Nadie la hería sin salir impune, masculló rabiosa en la lengua celestial. Giró la muñeca presa y sesgó parte del rostro de su adversario, que la liberó de inmediato, y aprovechó para hendir el acero un palmo en el hombro del adversario, que soltó la espada y profirió u gemido de dolor. Aurora había declinado por fin la balanza a su favor y se levantó, mientras su adversario se agachaba para recoger la espada. Aurora se acercó para finiquitar el asunto y su enemigo lanzó un estoque a la desesperada que Aurora de Nedea esquivó sin dificultad. Con una mirada azul y fría de desprecio, hundió tres palmos de la hoja en la espalda del adversario, que tosió lo que en una persona normal habría sido sangre.
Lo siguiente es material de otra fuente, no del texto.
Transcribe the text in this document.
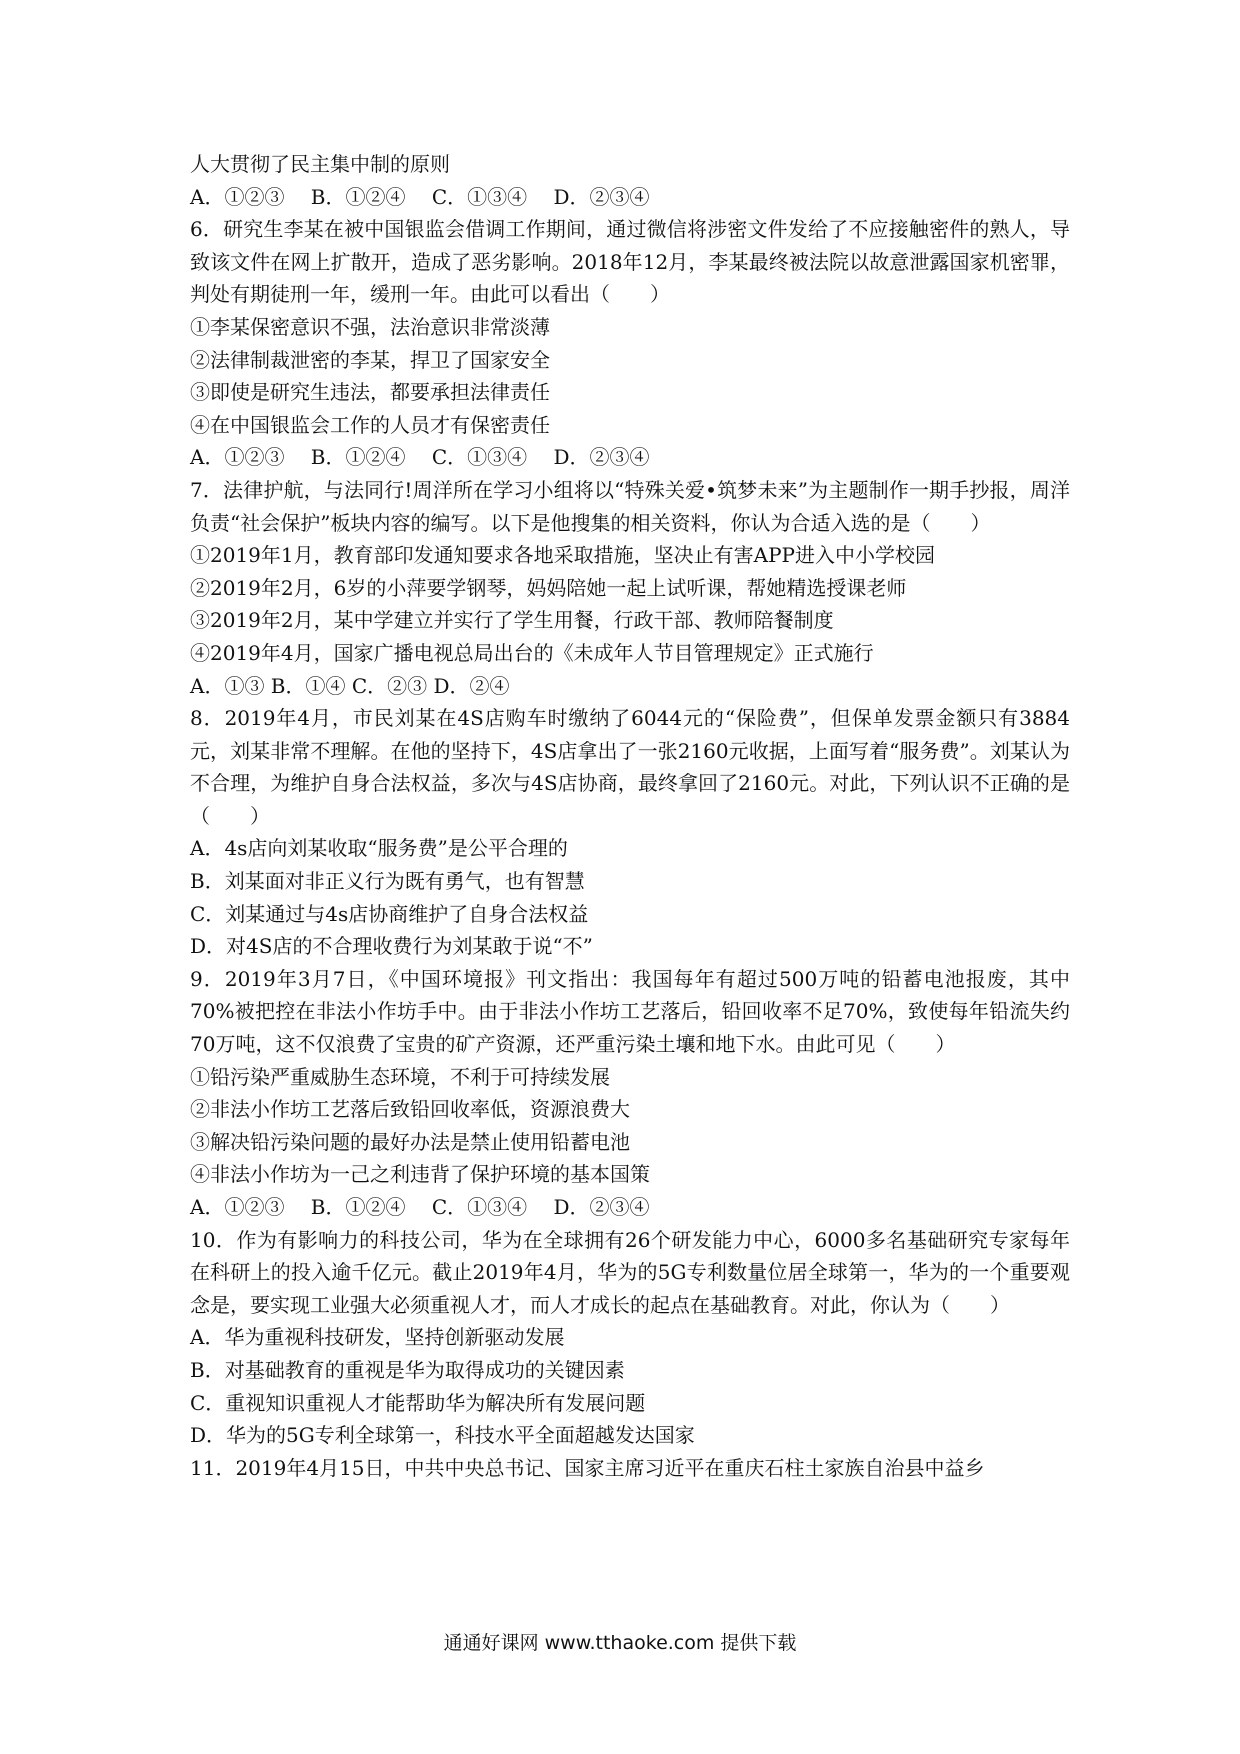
人大贯彻了民主集中制的原则

A．①②③　 B．①②④　 C．①③④　 D．②③④

6．研究生李某在被中国银监会借调工作期间，通过微信将涉密文件发给了不应接触密件的熟人，导致该文件在网上扩散开，造成了恶劣影响。2018年12月，李某最终被法院以故意泄露国家机密罪，判处有期徒刑一年，缓刑一年。由此可以看出（　　）

①李某保密意识不强，法治意识非常淡薄

②法律制裁泄密的李某，捍卫了国家安全

③即使是研究生违法，都要承担法律责任

④在中国银监会工作的人员才有保密责任

A．①②③　 B．①②④　 C．①③④　 D．②③④

7．法律护航，与法同行!周洋所在学习小组将以“特殊关爱•筑梦未来”为主题制作一期手抄报，周洋负责“社会保护”板块内容的编写。以下是他搜集的相关资料，你认为合适入选的是（　　）

①2019年1月，教育部印发通知要求各地采取措施，坚决止有害APP进入中小学校园

②2019年2月，6岁的小萍要学钢琴，妈妈陪她一起上试听课，帮她精选授课老师

③2019年2月，某中学建立并实行了学生用餐，行政干部、教师陪餐制度

④2019年4月，国家广播电视总局出台的《未成年人节目管理规定》正式施行

A．①③ B．①④ C．②③ D．②④

8．2019年4月，市民刘某在4S店购车时缴纳了6044元的“保险费”，但保单发票金额只有3884元，刘某非常不理解。在他的坚持下，4S店拿出了一张2160元收据，上面写着“服务费”。刘某认为不合理，为维护自身合法权益，多次与4S店协商，最终拿回了2160元。对此，下列认识不正确的是（　　）

A．4s店向刘某收取“服务费”是公平合理的

B．刘某面对非正义行为既有勇气，也有智慧

C．刘某通过与4s店协商维护了自身合法权益

D．对4S店的不合理收费行为刘某敢于说“不”

9．2019年3月7日，《中国环境报》刊文指出：我国每年有超过500万吨的铅蓄电池报废，其中70%被把控在非法小作坊手中。由于非法小作坊工艺落后，铅回收率不足70%，致使每年铅流失约70万吨，这不仅浪费了宝贵的矿产资源，还严重污染土壤和地下水。由此可见（　　）

①铅污染严重威胁生态环境，不利于可持续发展

②非法小作坊工艺落后致铅回收率低，资源浪费大

③解决铅污染问题的最好办法是禁止使用铅蓄电池

④非法小作坊为一己之利违背了保护环境的基本国策

A．①②③　 B．①②④　 C．①③④　 D．②③④

10．作为有影响力的科技公司，华为在全球拥有26个研发能力中心，6000多名基础研究专家每年在科研上的投入逾千亿元。截止2019年4月，华为的5G专利数量位居全球第一，华为的一个重要观念是，要实现工业强大必须重视人才，而人才成长的起点在基础教育。对此，你认为（　　）

A．华为重视科技研发，坚持创新驱动发展

B．对基础教育的重视是华为取得成功的关键因素

C．重视知识重视人才能帮助华为解决所有发展问题

D．华为的5G专利全球第一，科技水平全面超越发达国家

11．2019年4月15日，中共中央总书记、国家主席习近平在重庆石柱土家族自治县中益乡

通通好课网 www.tthaoke.com 提供下载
Sin ningún rezo u oración que de daban los duelistas, pateó el torso del agonizante adversario. Al final resultó ser como pensaba. La sombra de un lobo. Antes de que su contrincante pudiera decir esta boca es mía, lo empujó al borde del puente y lo tiró sin vacilación. Chof. Aurora envainó el acero limpio tras haberlo limpiado en la ropa de su enemigo, que flotaba bocabajo momentos antes de desaparecer por el salto del Puente de los Perdidos. Con el Astro Rey alumbrando a su ganadora. Ahora necesitaba enmendarse la herida y la ropa, y buscar a aquéllos que tenían preso a Duardo. Ella sabía quién lo tenía preso y en qué lugar. La próxima vez no iba a dejarse sangrar.